Nueve de cada diez asesinatos son cometidos por hombres. Es una estadística que lleva muchos años inamovible y que hace evidente que los varones matan mucho más que las mujeres. Esa es la razón por la que las asesinas se convierten rápidamente en personajes mediáticos. La excepcionalidad de su comportamiento lo transforma en noticia: viudas negras, mujeres fatales, damas que encargan asesinatos seduciendo a los ejecutores… En nuestra casuística criminal hay abundantes ejemplos de todos esos paradigmas. De todas las asesinas hay una clase que horroriza de manera especial, seguramente por la incomprensión que generan sus actos: las madres que matan a sus hijos. El jueves, Ana María, una mujer de 38 años, acabó con la vida de su hijo de siete años en Almería. La disputa por la custodia del pequeño y la pésima situación económica de la filicida están detrás de una muerte que es y será siempre incomprensible, pese a todo lo que falta por saber de este suceso.

Francisca González mató a sus dos hijos, de cuatro y seis años, en 2002 en Santomera (Murcia). Los estranguló con el cable del cargador se su teléfono, mientras su hijo mayor escuchaba música en un discman con las pilas recién cambiadas que le compró su madre para que no oyese los gritos de sus hermanos. Antes de comenzar a matarlos, la mujer le envió un sms a su marido: "Ahora toca baile". El crimen estuvo motivado por el odio que Francisca había acumulado contra su pareja, el padre de los niños, y al que decidió arrebatarle lo que más quería. Su comportamiento fue etiquetado bajo el llamado síndrome de Medea, en recuerdo del personaje creado por Eurípides que mató a sus hijos para vengarse de Jasón, su pareja.

El crimen de Mónica Juanatey nunca se pudo etiquetar. En 2008, esta gallega afincada en Menorca ahogó en la bañera a su hijo, César, de nueve años y metió su cadáver en una maleta, en la que también introdujo su estuche escolar. A sus conocidos les dijo que el niño no era su hijo, que era su sobrino y que había vuelto con sus padres. A Mónica le molestaba el pequeño César para llevar a buen puerto la relación que acababa de comenzar con un joven al que conoció a través de Internet. Fue un crimen pragmático, de una crueldad pocas veces vista. Mal en estado puro.

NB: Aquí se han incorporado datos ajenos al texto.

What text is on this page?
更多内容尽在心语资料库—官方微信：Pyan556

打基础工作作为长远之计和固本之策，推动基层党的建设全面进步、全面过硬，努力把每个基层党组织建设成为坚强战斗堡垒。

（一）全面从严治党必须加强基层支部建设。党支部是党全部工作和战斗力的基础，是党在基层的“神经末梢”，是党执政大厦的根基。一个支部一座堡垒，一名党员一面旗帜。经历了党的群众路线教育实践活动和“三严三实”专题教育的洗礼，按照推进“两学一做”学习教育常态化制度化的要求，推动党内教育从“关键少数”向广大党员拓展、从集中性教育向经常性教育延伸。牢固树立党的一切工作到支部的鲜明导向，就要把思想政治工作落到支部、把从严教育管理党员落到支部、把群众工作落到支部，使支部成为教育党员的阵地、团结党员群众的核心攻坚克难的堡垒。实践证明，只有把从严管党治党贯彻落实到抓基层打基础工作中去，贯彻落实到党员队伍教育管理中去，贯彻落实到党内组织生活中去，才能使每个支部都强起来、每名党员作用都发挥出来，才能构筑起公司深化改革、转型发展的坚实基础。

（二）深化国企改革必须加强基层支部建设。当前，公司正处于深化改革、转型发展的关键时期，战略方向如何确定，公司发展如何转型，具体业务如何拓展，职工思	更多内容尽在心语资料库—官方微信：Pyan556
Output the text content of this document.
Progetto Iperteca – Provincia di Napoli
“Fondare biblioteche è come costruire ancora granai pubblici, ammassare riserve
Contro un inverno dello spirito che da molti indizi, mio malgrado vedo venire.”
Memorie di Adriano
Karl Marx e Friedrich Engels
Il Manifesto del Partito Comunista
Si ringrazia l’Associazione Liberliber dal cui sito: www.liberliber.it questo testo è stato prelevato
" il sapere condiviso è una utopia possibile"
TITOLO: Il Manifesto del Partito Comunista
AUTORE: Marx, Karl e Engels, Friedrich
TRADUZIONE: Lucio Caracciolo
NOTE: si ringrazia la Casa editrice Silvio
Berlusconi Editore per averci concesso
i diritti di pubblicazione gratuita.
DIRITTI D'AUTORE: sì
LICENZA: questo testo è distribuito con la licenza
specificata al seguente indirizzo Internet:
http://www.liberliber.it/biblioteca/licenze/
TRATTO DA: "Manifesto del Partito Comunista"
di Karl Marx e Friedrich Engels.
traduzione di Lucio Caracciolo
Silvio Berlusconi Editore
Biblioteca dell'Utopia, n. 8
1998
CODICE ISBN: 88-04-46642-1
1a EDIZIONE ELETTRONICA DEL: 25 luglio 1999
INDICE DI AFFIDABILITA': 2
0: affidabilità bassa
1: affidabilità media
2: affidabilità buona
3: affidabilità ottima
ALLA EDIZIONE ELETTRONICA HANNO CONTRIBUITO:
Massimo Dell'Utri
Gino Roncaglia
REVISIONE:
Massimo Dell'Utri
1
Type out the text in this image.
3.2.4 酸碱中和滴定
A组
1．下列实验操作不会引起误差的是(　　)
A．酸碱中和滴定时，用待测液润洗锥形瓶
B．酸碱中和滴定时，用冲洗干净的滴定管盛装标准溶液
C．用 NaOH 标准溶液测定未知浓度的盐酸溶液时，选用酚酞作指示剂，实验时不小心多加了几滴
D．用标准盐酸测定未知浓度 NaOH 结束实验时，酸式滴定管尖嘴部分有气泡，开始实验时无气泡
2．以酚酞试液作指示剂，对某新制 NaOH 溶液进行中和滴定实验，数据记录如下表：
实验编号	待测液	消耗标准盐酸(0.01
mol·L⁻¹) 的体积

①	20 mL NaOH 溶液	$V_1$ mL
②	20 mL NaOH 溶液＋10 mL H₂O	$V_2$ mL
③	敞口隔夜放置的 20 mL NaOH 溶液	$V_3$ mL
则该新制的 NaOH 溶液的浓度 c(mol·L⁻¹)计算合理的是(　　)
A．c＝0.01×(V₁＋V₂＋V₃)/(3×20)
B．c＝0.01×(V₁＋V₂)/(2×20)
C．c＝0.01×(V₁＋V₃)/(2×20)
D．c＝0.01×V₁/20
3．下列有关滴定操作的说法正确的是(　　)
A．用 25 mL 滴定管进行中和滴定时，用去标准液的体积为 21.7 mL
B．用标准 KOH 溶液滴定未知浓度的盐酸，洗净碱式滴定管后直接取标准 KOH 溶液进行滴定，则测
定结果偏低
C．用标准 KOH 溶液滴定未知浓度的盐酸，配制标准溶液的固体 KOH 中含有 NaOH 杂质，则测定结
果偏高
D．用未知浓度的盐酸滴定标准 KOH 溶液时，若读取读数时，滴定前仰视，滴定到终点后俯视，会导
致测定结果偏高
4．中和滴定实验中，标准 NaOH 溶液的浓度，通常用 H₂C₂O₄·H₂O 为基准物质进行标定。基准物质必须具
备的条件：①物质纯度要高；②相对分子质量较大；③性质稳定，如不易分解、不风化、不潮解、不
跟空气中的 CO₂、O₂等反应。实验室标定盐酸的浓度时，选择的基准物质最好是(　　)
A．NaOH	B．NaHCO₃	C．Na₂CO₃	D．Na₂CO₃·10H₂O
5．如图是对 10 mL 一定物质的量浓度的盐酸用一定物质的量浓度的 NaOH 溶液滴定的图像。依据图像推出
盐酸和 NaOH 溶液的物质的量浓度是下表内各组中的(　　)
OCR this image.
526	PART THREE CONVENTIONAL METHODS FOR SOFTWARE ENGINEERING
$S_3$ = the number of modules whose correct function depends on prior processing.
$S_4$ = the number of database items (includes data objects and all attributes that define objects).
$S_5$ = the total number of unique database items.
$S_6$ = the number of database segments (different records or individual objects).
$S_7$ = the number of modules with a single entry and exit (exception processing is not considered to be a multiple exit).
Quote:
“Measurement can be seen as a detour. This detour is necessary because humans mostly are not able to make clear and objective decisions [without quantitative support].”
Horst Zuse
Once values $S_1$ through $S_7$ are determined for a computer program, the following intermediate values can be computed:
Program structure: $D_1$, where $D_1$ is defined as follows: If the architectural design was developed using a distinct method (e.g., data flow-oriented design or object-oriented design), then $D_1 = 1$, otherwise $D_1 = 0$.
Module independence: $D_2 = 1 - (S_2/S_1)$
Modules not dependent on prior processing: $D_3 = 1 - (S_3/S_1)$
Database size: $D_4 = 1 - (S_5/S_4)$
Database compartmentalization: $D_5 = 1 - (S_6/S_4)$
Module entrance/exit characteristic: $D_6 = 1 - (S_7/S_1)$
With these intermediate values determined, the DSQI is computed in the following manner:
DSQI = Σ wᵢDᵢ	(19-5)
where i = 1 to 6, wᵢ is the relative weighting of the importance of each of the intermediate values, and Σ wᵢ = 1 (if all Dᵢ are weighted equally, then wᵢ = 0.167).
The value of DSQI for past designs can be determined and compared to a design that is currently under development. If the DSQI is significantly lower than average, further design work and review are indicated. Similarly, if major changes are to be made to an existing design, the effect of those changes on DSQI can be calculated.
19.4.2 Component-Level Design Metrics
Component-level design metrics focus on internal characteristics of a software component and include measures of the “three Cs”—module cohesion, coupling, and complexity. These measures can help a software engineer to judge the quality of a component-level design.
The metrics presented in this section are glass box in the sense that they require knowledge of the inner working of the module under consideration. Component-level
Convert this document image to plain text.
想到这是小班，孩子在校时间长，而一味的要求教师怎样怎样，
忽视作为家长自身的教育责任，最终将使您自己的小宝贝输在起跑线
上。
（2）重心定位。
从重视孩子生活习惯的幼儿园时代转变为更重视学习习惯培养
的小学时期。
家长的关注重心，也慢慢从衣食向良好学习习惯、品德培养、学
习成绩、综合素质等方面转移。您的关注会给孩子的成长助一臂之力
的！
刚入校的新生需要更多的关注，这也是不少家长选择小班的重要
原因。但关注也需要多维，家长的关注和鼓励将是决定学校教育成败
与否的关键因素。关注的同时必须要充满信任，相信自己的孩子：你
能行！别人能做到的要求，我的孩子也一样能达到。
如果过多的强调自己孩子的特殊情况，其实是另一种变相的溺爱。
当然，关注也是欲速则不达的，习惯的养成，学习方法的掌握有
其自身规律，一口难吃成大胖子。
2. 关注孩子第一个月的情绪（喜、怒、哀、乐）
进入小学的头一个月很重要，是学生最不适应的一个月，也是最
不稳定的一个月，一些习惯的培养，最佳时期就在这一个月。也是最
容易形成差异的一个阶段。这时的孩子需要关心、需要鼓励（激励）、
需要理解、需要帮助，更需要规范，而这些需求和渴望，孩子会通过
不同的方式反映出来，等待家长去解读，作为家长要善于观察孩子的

Nos empeñamos en etiquetar los comportamientos criminales, especialmente los que nos resistimos a comprender o, sencillamente, que no tienen comprensión, como los de las madres que matan a sus hijos. Utilizamos palabras que dulcifican o tratan de hacer comprensibles estos crímenes como 'depresión', 'brote', 'mala situación' y que a veces aciertan… Pero, por mucho que nos empeñemos, el mal no tiene género.